Street signs: IPO fatigue for retail investors?

According to experts, many retail players who invest to make listing gains are not finding IPOs lucrative anymore

Street signs: IPO fatigue for retail investors?
The average Sensex return for these months is a negative 1.55%
Joydeep GhoshAshley Coutinho
Last Updated : Sep 24 2017 | 10:47 PM IST
Retail investors seem to be developing  fatigue for initial public offerings (IPOs), if one goes by the past few offers. The retail portion in the two big insurance IPOs — ICICI Lombard and SBI Life — was subscribed 1.22 times and 0.84 times, respectively. According to experts, many retail players who invest to make listing gains are not finding IPOs lucrative anymore, as companies are pricing the issues aggressively. “There isn’t much left on the table for investors anymore. So, many investors aren’t seeing a reason to invest.

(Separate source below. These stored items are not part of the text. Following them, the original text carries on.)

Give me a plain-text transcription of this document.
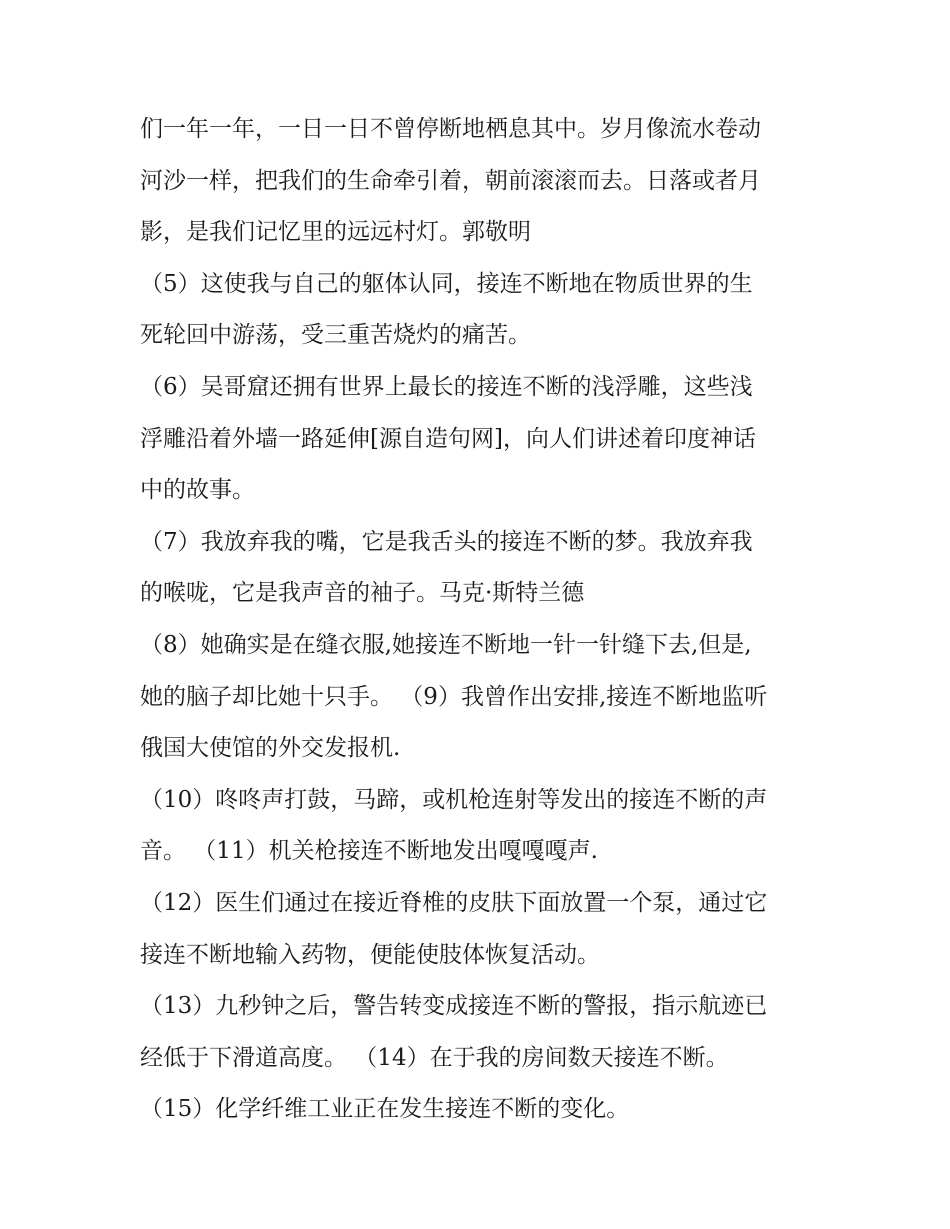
们一年一年，一日一日不曾停断地栖息其中。岁月像流水卷动
河沙一样，把我们的生命牵引着，朝前滚滚而去。日落或者月
影，是我们记忆里的远远村灯。郭敬明
（5）这使我与自己的躯体认同，接连不断地在物质世界的生
死轮回中游荡，受三重苦烧灼的痛苦。
（6）吴哥窟还拥有世界上最长的接连不断的浅浮雕，这些浅
浮雕沿着外墙一路延伸[源自造句网]，向人们讲述着印度神话
中的故事。
（7）我放弃我的嘴，它是我舌头的接连不断的梦。我放弃我
的喉咙，它是我声音的袖子。马克·斯特兰德
（8）她确实是在缝衣服,她接连不断地一针一针缝下去,但是,
她的脑子却比她十只手。 （9）我曾作出安排,接连不断地监听
俄国大使馆的外交发报机.
（10）咚咚声打鼓，马蹄，或机枪连射等发出的接连不断的声
音。 （11）机关枪接连不断地发出嘎嘎嘎声.
（12）医生们通过在接近脊椎的皮肤下面放置一个泵，通过它
接连不断地输入药物，便能使肢体恢复活动。
（13）九秒钟之后，警告转变成接连不断的警报，指示航迹已
经低于下滑道高度。 （14）在于我的房间数天接连不断。
（15）化学纤维工业正在发生接连不断的变化。
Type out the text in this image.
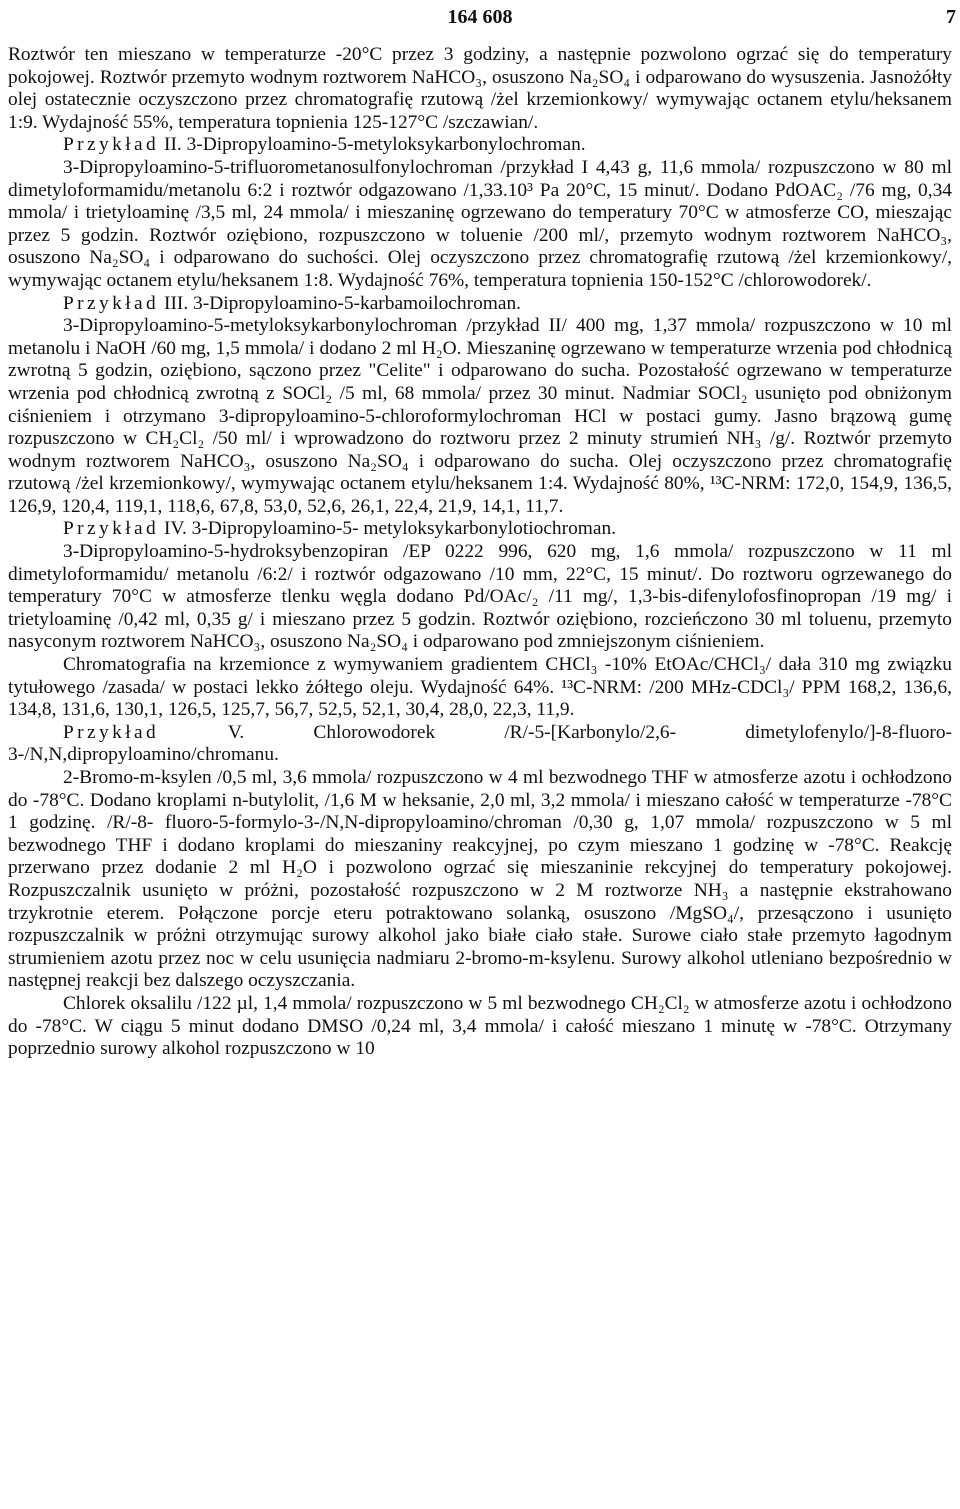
164 608	7

Roztwór ten mieszano w temperaturze -20°C przez 3 godziny, a następnie pozwolono ogrzać się do temperatury pokojowej. Roztwór przemyto wodnym roztworem NaHCO₃, osuszono Na₂SO₄ i odparowano do wysuszenia. Jasnożółty olej ostatecznie oczyszczono przez chromatografię rzutową /żel krzemionkowy/ wymywając octanem etylu/heksanem 1:9. Wydajność 55%, temperatura topnienia 125-127°C /szczawian/.

Przykład II. 3-Dipropyloamino-5-metyloksykarbonylochroman.

3-Dipropyloamino-5-trifluorometanosulfonylochroman /przykład I 4,43 g, 11,6 mmola/ rozpuszczono w 80 ml dimetyloformamidu/metanolu 6:2 i roztwór odgazowano /1,33.10³ Pa 20°C, 15 minut/. Dodano PdOAC₂ /76 mg, 0,34 mmola/ i trietyloaminę /3,5 ml, 24 mmola/ i mieszaninę ogrzewano do temperatury 70°C w atmosferze CO, mieszając przez 5 godzin. Roztwór oziębiono, rozpuszczono w toluenie /200 ml/, przemyto wodnym roztworem NaHCO₃, osuszono Na₂SO₄ i odparowano do suchości. Olej oczyszczono przez chromatografię rzutową /żel krzemionkowy/, wymywając octanem etylu/heksanem 1:8. Wydajność 76%, temperatura topnienia 150-152°C /chlorowodorek/.

Przykład III. 3-Dipropyloamino-5-karbamoilochroman.

3-Dipropyloamino-5-metyloksykarbonylochroman /przykład II/ 400 mg, 1,37 mmola/ rozpuszczono w 10 ml metanolu i NaOH /60 mg, 1,5 mmola/ i dodano 2 ml H₂O. Mieszaninę ogrzewano w temperaturze wrzenia pod chłodnicą zwrotną 5 godzin, oziębiono, sączono przez "Celite" i odparowano do sucha. Pozostałość ogrzewano w temperaturze wrzenia pod chłodnicą zwrotną z SOCl₂ /5 ml, 68 mmola/ przez 30 minut. Nadmiar SOCl₂ usunięto pod obniżonym ciśnieniem i otrzymano 3-dipropyloamino-5-chloroformylochroman HCl w postaci gumy. Jasno brązową gumę rozpuszczono w CH₂Cl₂ /50 ml/ i wprowadzono do roztworu przez 2 minuty strumień NH₃ /g/. Roztwór przemyto wodnym roztworem NaHCO₃, osuszono Na₂SO₄ i odparowano do sucha. Olej oczyszczono przez chromatografię rzutową /żel krzemionkowy/, wymywając octanem etylu/heksanem 1:4. Wydajność 80%, ¹³C-NRM: 172,0, 154,9, 136,5, 126,9, 120,4, 119,1, 118,6, 67,8, 53,0, 52,6, 26,1, 22,4, 21,9, 14,1, 11,7.

Przykład IV. 3-Dipropyloamino-5- metyloksykarbonylotiochroman.

3-Dipropyloamino-5-hydroksybenzopiran /EP 0222 996, 620 mg, 1,6 mmola/ rozpuszczono w 11 ml dimetyloformamidu/ metanolu /6:2/ i roztwór odgazowano /10 mm, 22°C, 15 minut/. Do roztworu ogrzewanego do temperatury 70°C w atmosferze tlenku węgla dodano Pd/OAc/₂ /11 mg/, 1,3-bis-difenylofosfinopropan /19 mg/ i trietyloaminę /0,42 ml, 0,35 g/ i mieszano przez 5 godzin. Roztwór oziębiono, rozcieńczono 30 ml toluenu, przemyto nasyconym roztworem NaHCO₃, osuszono Na₂SO₄ i odparowano pod zmniejszonym ciśnieniem.

Chromatografia na krzemionce z wymywaniem gradientem CHCl₃ -10% EtOAc/CHCl₃/ dała 310 mg związku tytułowego /zasada/ w postaci lekko żółtego oleju. Wydajność 64%. ¹³C-NRM: /200 MHz-CDCl₃/ PPM 168,2, 136,6, 134,8, 131,6, 130,1, 126,5, 125,7, 56,7, 52,5, 52,1, 30,4, 28,0, 22,3, 11,9.

Przykład V. Chlorowodorek /R/-5-[Karbonylo/2,6- dimetylofenylo/]-8-fluoro-3-/N,N,dipropyloamino/chromanu.

2-Bromo-m-ksylen /0,5 ml, 3,6 mmola/ rozpuszczono w 4 ml bezwodnego THF w atmosferze azotu i ochłodzono do -78°C. Dodano kroplami n-butylolit, /1,6 M w heksanie, 2,0 ml, 3,2 mmola/ i mieszano całość w temperaturze -78°C 1 godzinę. /R/-8- fluoro-5-formylo-3-/N,N-dipropyloamino/chroman /0,30 g, 1,07 mmola/ rozpuszczono w 5 ml bezwodnego THF i dodano kroplami do mieszaniny reakcyjnej, po czym mieszano 1 godzinę w -78°C. Reakcję przerwano przez dodanie 2 ml H₂O i pozwolono ogrzać się mieszaninie rekcyjnej do temperatury pokojowej. Rozpuszczalnik usunięto w próżni, pozostałość rozpuszczono w 2 M roztworze NH₃ a następnie ekstrahowano trzykrotnie eterem. Połączone porcje eteru potraktowano solanką, osuszono /MgSO₄/, przesączono i usunięto rozpuszczalnik w próżni otrzymując surowy alkohol jako białe ciało stałe. Surowe ciało stałe przemyto łagodnym strumieniem azotu przez noc w celu usunięcia nadmiaru 2-bromo-m-ksylenu. Surowy alkohol utleniano bezpośrednio w następnej reakcji bez dalszego oczyszczania.

Chlorek oksalilu /122 µl, 1,4 mmola/ rozpuszczono w 5 ml bezwodnego CH₂Cl₂ w atmosferze azotu i ochłodzono do -78°C. W ciągu 5 minut dodano DMSO /0,24 ml, 3,4 mmola/ i całość mieszano 1 minutę w -78°C. Otrzymany poprzednio surowy alkohol rozpuszczono w 10
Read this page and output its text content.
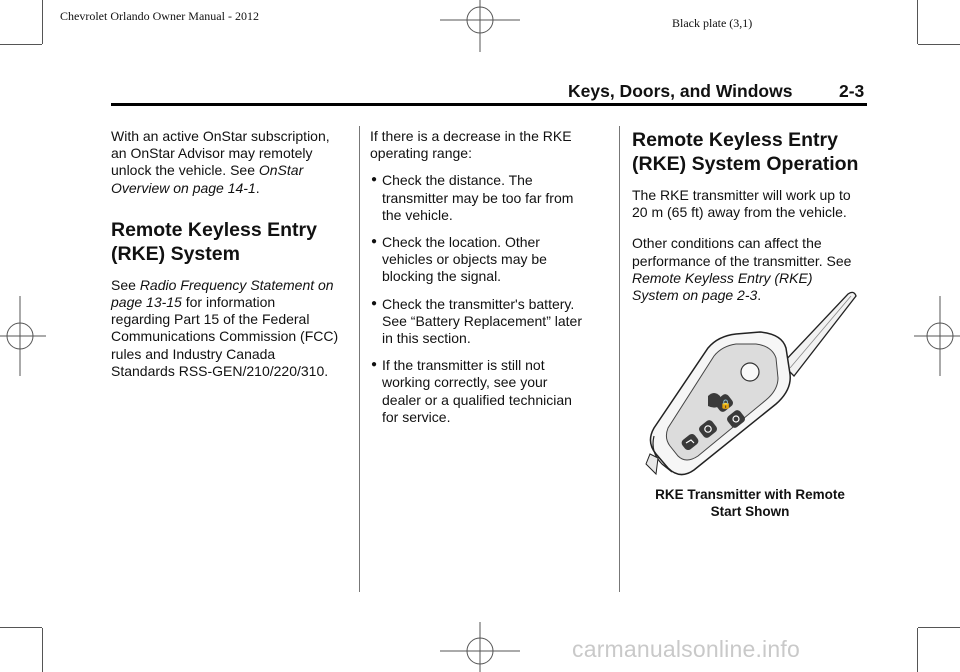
Chevrolet Orlando Owner Manual - 2012	Black plate (3,1)
Keys, Doors, and Windows	2-3

With an active OnStar subscription,
an OnStar Advisor may remotely
unlock the vehicle. See OnStar
Overview on page 14-1.

Remote Keyless Entry
(RKE) System

See Radio Frequency Statement on
page 13-15 for information
regarding Part 15 of the Federal
Communications Commission (FCC)
rules and Industry Canada
Standards RSS-GEN/210/220/310.

If there is a decrease in the RKE
operating range:

● Check the distance. The
transmitter may be too far from
the vehicle.
● Check the location. Other
vehicles or objects may be
blocking the signal.
● Check the transmitter's battery.
See “Battery Replacement” later
in this section.
● If the transmitter is still not
working correctly, see your
dealer or a qualified technician
for service.
Remote Keyless Entry
(RKE) System Operation

The RKE transmitter will work up to
20 m (65 ft) away from the vehicle.

Other conditions can affect the
performance of the transmitter. See
Remote Keyless Entry (RKE)
System on page 2-3.

🔒
RKE Transmitter with Remote
Start Shown
carmanualsonline.info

They can always buy in the secondary market if these stocks start doing well,” said a chief executive at a domestic brokerage. The grey market premium for these IPOs are also drying up fast.
Joydeep Ghosh
 
Small MFs get to play anchor role
 
The recent initial public offerings (IPOs) of insurance companies have seen the participation of quite a few small mutual fund (MF) houses as anchor investors. Canara Robeco MF, IIFL MF, Motilal Oswal MF and BNP Paribas MF participated in the Rs 5,700-crore ICICI Lombard offering as anchor investors. HSBC MF, Baroda Pioneer and IIFL MF invested in the Rs 8,400-crore SBI Life Insurance IPO. Until now, it was the larger funds that dominated anchor books, which is not surprising as companies prefer marquee names for anchors and investment bankers gravitate towards larger fund houses as their institutional divisions get a larger portion of revenue from servicing them. However, given the large size of the two insurance offerings, bankers could make room for smaller fund houses.
Ashley Coutinho
 
Caveat emptor: Beware of portfolio managers' games
 
Last year, a prominent portfolio manager tweeted that a small-cap stock had good potential and he was investing in it, which led to a surge in the stock price. However, during the year, the manager who held over one per cent in the company quietly exited the stock. The stock price, meanwhile, almost doubled and has been falling almost steadily since then. Market experts say that many of these so-called investment experts use this strategy to attract investors so they can exit their positions.